Opposition March 14 coalition members say the new cabinet, dominated by Hizbollah and its allies, is cconfrontational, for being what some described as one-sided and too closely linked to Syria.
Opposition says new government means Lebanon 'taken hostage' by Hizbollah and Syria
BEIRUT //Members of Lebanon's opposition yesterday responded to the formation of a new government claiming that the country had been "taken hostage" by Hizbollah and Syria.
The March 14 coalition, which includes former prime minister Saad Hariri's Future Movement, issued a statement yesterday denouncing the new cabinet that was named on Monday.
Prime minister Nejib Miqati's cabinet was formed after nearly five months of deliberations, after the collapse of Mr Hariri's government in January over disputes centering on the UN-backed investigation into the 2005 assassination of his father, Rafiq Hariri. The new cabinet line-up is dominated by Hizbollah's March 8 coalition allies. The United States, United Kingdom, Israel, Australia and Canada and some other countries classify Hizbollah as a terrorist organisation,
Fares Soueid, the March 14 general secretariat coordinator, said yesterday that the opposition would formally announce its position on Mr Miqati's government this week.

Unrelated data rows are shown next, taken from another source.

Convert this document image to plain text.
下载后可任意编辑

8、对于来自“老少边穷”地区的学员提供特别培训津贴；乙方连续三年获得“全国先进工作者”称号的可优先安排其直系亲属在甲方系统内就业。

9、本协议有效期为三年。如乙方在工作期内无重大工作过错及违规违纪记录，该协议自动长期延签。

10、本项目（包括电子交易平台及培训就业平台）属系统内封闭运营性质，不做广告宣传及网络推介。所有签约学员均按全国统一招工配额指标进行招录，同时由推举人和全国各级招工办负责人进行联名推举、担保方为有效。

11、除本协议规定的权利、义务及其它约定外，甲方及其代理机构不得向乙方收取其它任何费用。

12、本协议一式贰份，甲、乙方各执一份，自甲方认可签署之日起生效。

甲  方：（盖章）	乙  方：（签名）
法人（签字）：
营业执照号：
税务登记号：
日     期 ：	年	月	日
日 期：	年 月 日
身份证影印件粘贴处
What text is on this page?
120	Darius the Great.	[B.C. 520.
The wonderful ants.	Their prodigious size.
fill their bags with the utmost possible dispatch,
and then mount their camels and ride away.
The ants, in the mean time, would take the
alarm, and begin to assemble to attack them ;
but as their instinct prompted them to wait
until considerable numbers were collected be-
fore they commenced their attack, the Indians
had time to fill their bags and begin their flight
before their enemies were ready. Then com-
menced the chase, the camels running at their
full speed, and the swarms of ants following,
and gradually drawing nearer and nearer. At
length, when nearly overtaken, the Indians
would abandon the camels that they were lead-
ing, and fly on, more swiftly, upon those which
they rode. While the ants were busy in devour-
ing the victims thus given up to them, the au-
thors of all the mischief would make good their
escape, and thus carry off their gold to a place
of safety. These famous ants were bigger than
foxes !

Other members of the opposition went on the offensive yesterday, branding the new cabinet as "confrontational", for being what some described as one-sided and too closely linked to Syria, which still has political clout in Lebanon
Opposition MP Antoine Saad said was quoted by the state-run National News Agency (NNA) as saying: "This is a crisis government rather than a government to manage crisis."
However, members of the new cabinet yesterday reiterated comments made by Mr Miqati on Monday that his government will represent all Lebanese and would work in accordance with international obligations.
Panos Manjian, a minister of state in the new cabinet, denied that the government was in any way "confrontational" towards the international community or parties within Lebanon, according to a statement published on the NNA.
The country's new defence minister, Fayez Ghosn, also pledged that the Lebanese army "will always be the valve of safety for [the] country", according to the state news agency.
Following the announcement of the cabinet formation on Monday, US State Department spokesman Mark Toner, said the new government would be judged "by its actions".
Hizbollah and its allies have a total of 18 posts in the new 30-member government, up from 10 posts in the previous cabinet. Notably though, there are only two Hizbollah ministers and the largest chunk of cabinet posts were given to members of Free Patriotic Movement leader Michel Aoun's bloc.
However, the government is already down one member, after the resignation of Talal Arslan, the leader of the Lebanese Democratic Party. Mr Arslan, a member of the Druze sect, stepped down shortly after he was named a minister of state on Monday, something observers attributed to his not being given a more prominent cabinet position. Women's activists also voiced their displeasure in local media reports yesterday at the lack of female ministers in the new government.
The cabinet is now expected to prepare its policy statement, ahead of a parliamentary vote of confidence.